The letters will go out to more than 200,000 mortgage holders nationwide, with the first to arrive this week, the bank said. However, most of the letters will be mailed by the third quarter, that starts July 1.
The latest loan modification offer is part of a $25 billion settlement involving Bank of America, four other major banks, 49 state attorneys general and federal officials.
Bank of America officials said they had no immediate number of how many South Florida mortgage holders would be sent the letters. "What I can tell you is that the heaviest concentration is in California and Florida, the largest of the hardest hit states," said Jumana Bauwens, a spokeswoman for Bank of America Home Loans.
About 19,000 South Florida homeowners with Bank of America mortgages were at least 60 days late, Jessica Garcia, vice president for the bank's national mortgage outreach, said last month.

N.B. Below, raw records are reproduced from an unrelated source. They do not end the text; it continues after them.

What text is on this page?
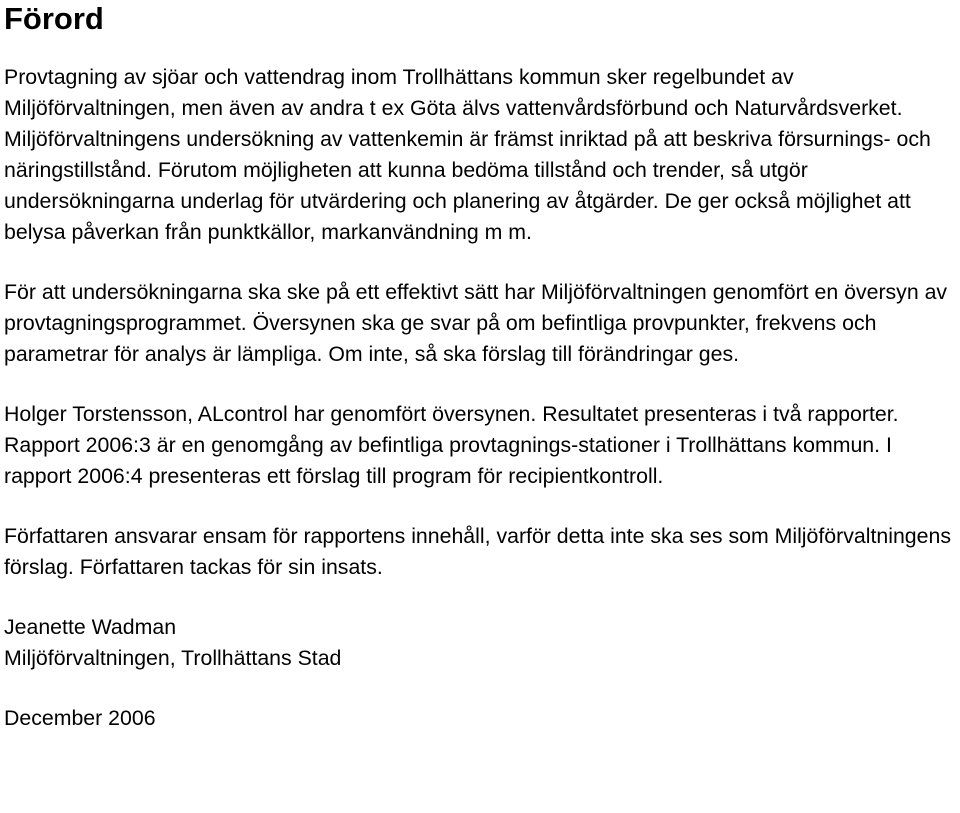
Förord

Provtagning av sjöar och vattendrag inom Trollhättans kommun sker regelbundet av Miljöförvaltningen, men även av andra t ex Göta älvs vattenvårdsförbund och Naturvårdsverket. Miljöförvaltningens undersökning av vattenkemin är främst inriktad på att beskriva försurnings- och näringstillstånd. Förutom möjligheten att kunna bedöma tillstånd och trender, så utgör undersökningarna underlag för utvärdering och planering av åtgärder. De ger också möjlighet att belysa påverkan från punktkällor, markanvändning m m.

För att undersökningarna ska ske på ett effektivt sätt har Miljöförvaltningen genomfört en översyn av provtagningsprogrammet. Översynen ska ge svar på om befintliga provpunkter, frekvens och parametrar för analys är lämpliga. Om inte, så ska förslag till förändringar ges.

Holger Torstensson, ALcontrol har genomfört översynen. Resultatet presenteras i två rapporter. Rapport 2006:3 är en genomgång av befintliga provtagnings-stationer i Trollhättans kommun. I rapport 2006:4 presenteras ett förslag till program för recipientkontroll.

Författaren ansvarar ensam för rapportens innehåll, varför detta inte ska ses som Miljöförvaltningens förslag. Författaren tackas för sin insats.

Jeanette Wadman

Miljöförvaltningen, Trollhättans Stad

December 2006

To be eligible for the new loan modification, the South Florida homeowners must have been at least 60 days behind on their payments on Jan. 31, 2012. They also must owe more on the mortgage than their home is worth today.
Their monthly payment – principal, interest, property taxes, insurance and any homeowner association fees – also has to total more than 25 percent of the family’s gross household income. "A key goal of mortgage modifications is to provide an affordable monthly payment, based on borrower’s ability to pay," according to a Bank of America statement released Tuesday.
And to be eligible for the latest loan modification offer, homeowners should have loans owned and serviced by Bank of America -- or serviced for another investor that has given the bank the authority to make the modifications.
Bank of America began reducing the principal on some home loans in March, first granting the reductions to homeowners already in a modification review process.
"So far under this early initiative, about 5,000 trial modification offers have been mailed, providing a potential total of more than $700 million in forgiven principal," Bank of America officials said in a release.
The homeowners are required to make at least three payments on time before the modification can become permanent, the bank said.
"To the extent principal reduction and other modification tools help us turn mortgages headed for possible foreclosure into long-term performing loans, it will be positive for homeowners, mortgage investors and communities," said Ron Sturzenegger, a Bank of America Legacy Asset Servicing executive.
In South Florida, Bank of America has seen a declining number of delinquent mortgages -- from about 30,000 last June to 19,000 now. That mirrors a national downward trend, according to a recent U.S. Department of Housing and Urban Development report.